Esse fenômeno, chamado de “reduflação”, é uma estratégia muito utilizada há anos pelas empresas em todo o mundo para garantir sua lucratividade sem que o consumidor perceba estar pagando mais por menos.
Seja com as embalagens de papel higiênico ou com os pacotes de salgadinhos industrializados, a prática da reduflação acontece principalmente em tempos de inflação, quando a economia global vê aumentarem os custos de produção.
Segundo Mark Stiving, da Impact Pricing, uma organização que educa empresas sobre preços, os consumidores "percebem mais os aumentos de preços do que as reduções de tamanho”.
Como resultado, diz ele, as empresas utilizam a "reduflação" para aumentar os preços de forma menos perceptível. Porém, especialistas afirmam que depois que os novos tamanhos chegam às prateleiras, eles tendem a permanecer desse jeito mesmo após caírem os custos de produção.
Muitas vezes, essas mudanças acontecem aos poucos. Por exemplo, uma bebida que anteriormente era vendida em uma garrafa de 300 ml um ano atrás, pode agora ser oferecida pelo mesmo preço, mas com apenas 200 ml.

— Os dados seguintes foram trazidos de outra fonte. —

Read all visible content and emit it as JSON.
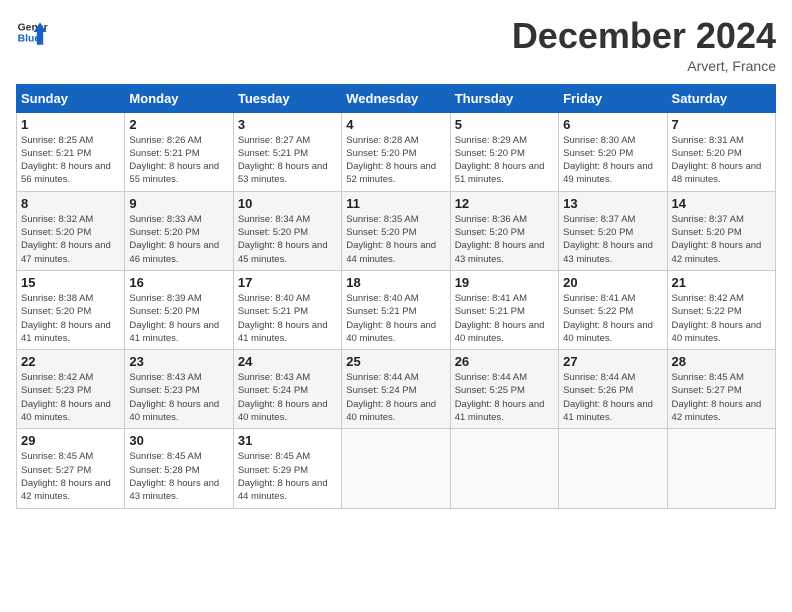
{
  "header": {
    "logo_line1": "General",
    "logo_line2": "Blue",
    "month": "December 2024",
    "location": "Arvert, France"
  },
  "days_of_week": [
    "Sunday",
    "Monday",
    "Tuesday",
    "Wednesday",
    "Thursday",
    "Friday",
    "Saturday"
  ],
  "weeks": [
    [
      {
        "day": 1,
        "sunrise": "8:25 AM",
        "sunset": "5:21 PM",
        "daylight": "8 hours and 56 minutes."
      },
      {
        "day": 2,
        "sunrise": "8:26 AM",
        "sunset": "5:21 PM",
        "daylight": "8 hours and 55 minutes."
      },
      {
        "day": 3,
        "sunrise": "8:27 AM",
        "sunset": "5:21 PM",
        "daylight": "8 hours and 53 minutes."
      },
      {
        "day": 4,
        "sunrise": "8:28 AM",
        "sunset": "5:20 PM",
        "daylight": "8 hours and 52 minutes."
      },
      {
        "day": 5,
        "sunrise": "8:29 AM",
        "sunset": "5:20 PM",
        "daylight": "8 hours and 51 minutes."
      },
      {
        "day": 6,
        "sunrise": "8:30 AM",
        "sunset": "5:20 PM",
        "daylight": "8 hours and 49 minutes."
      },
      {
        "day": 7,
        "sunrise": "8:31 AM",
        "sunset": "5:20 PM",
        "daylight": "8 hours and 48 minutes."
      }
    ],
    [
      {
        "day": 8,
        "sunrise": "8:32 AM",
        "sunset": "5:20 PM",
        "daylight": "8 hours and 47 minutes."
      },
      {
        "day": 9,
        "sunrise": "8:33 AM",
        "sunset": "5:20 PM",
        "daylight": "8 hours and 46 minutes."
      },
      {
        "day": 10,
        "sunrise": "8:34 AM",
        "sunset": "5:20 PM",
        "daylight": "8 hours and 45 minutes."
      },
      {
        "day": 11,
        "sunrise": "8:35 AM",
        "sunset": "5:20 PM",
        "daylight": "8 hours and 44 minutes."
      },
      {
        "day": 12,
        "sunrise": "8:36 AM",
        "sunset": "5:20 PM",
        "daylight": "8 hours and 43 minutes."
      },
      {
        "day": 13,
        "sunrise": "8:37 AM",
        "sunset": "5:20 PM",
        "daylight": "8 hours and 43 minutes."
      },
      {
        "day": 14,
        "sunrise": "8:37 AM",
        "sunset": "5:20 PM",
        "daylight": "8 hours and 42 minutes."
      }
    ],
    [
      {
        "day": 15,
        "sunrise": "8:38 AM",
        "sunset": "5:20 PM",
        "daylight": "8 hours and 41 minutes."
      },
      {
        "day": 16,
        "sunrise": "8:39 AM",
        "sunset": "5:20 PM",
        "daylight": "8 hours and 41 minutes."
      },
      {
        "day": 17,
        "sunrise": "8:40 AM",
        "sunset": "5:21 PM",
        "daylight": "8 hours and 41 minutes."
      },
      {
        "day": 18,
        "sunrise": "8:40 AM",
        "sunset": "5:21 PM",
        "daylight": "8 hours and 40 minutes."
      },
      {
        "day": 19,
        "sunrise": "8:41 AM",
        "sunset": "5:21 PM",
        "daylight": "8 hours and 40 minutes."
      },
      {
        "day": 20,
        "sunrise": "8:41 AM",
        "sunset": "5:22 PM",
        "daylight": "8 hours and 40 minutes."
      },
      {
        "day": 21,
        "sunrise": "8:42 AM",
        "sunset": "5:22 PM",
        "daylight": "8 hours and 40 minutes."
      }
    ],
    [
      {
        "day": 22,
        "sunrise": "8:42 AM",
        "sunset": "5:23 PM",
        "daylight": "8 hours and 40 minutes."
      },
      {
        "day": 23,
        "sunrise": "8:43 AM",
        "sunset": "5:23 PM",
        "daylight": "8 hours and 40 minutes."
      },
      {
        "day": 24,
        "sunrise": "8:43 AM",
        "sunset": "5:24 PM",
        "daylight": "8 hours and 40 minutes."
      },
      {
        "day": 25,
        "sunrise": "8:44 AM",
        "sunset": "5:24 PM",
        "daylight": "8 hours and 40 minutes."
      },
      {
        "day": 26,
        "sunrise": "8:44 AM",
        "sunset": "5:25 PM",
        "daylight": "8 hours and 41 minutes."
      },
      {
        "day": 27,
        "sunrise": "8:44 AM",
        "sunset": "5:26 PM",
        "daylight": "8 hours and 41 minutes."
      },
      {
        "day": 28,
        "sunrise": "8:45 AM",
        "sunset": "5:27 PM",
        "daylight": "8 hours and 42 minutes."
      }
    ],
    [
      {
        "day": 29,
        "sunrise": "8:45 AM",
        "sunset": "5:27 PM",
        "daylight": "8 hours and 42 minutes."
      },
      {
        "day": 30,
        "sunrise": "8:45 AM",
        "sunset": "5:28 PM",
        "daylight": "8 hours and 43 minutes."
      },
      {
        "day": 31,
        "sunrise": "8:45 AM",
        "sunset": "5:29 PM",
        "daylight": "8 hours and 44 minutes."
      },
      null,
      null,
      null,
      null
    ]
  ]
}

"Depois de os produtos serem repetidamente reduzidos em tamanho, o fabricante lançará uma versão nova e maior – por vezes com um novo nome fantasioso", diz Edgar Dworsky, advogado dos direitos do consumidor nos EUA e fundador do guia Consumer World.
No passado, a empresa de salgadinhos Lay's, uma divisão da PepsiCo, respondeu a essa mudança relançando seu produto em um pacote maior, mas com um novo nome, “Party Size”, e com preço mais alto.
A reduflação acontece justamente quando o poder de compra da população também é afetado pela inflação, fazendo com que os consumidores também sofram ainda mais para conseguir comprar produtos muitas vezes básicos, como papel higiênico, que, dentro dessa estratégia, tem ficado cada vez menor e mais caro nos últimos anos.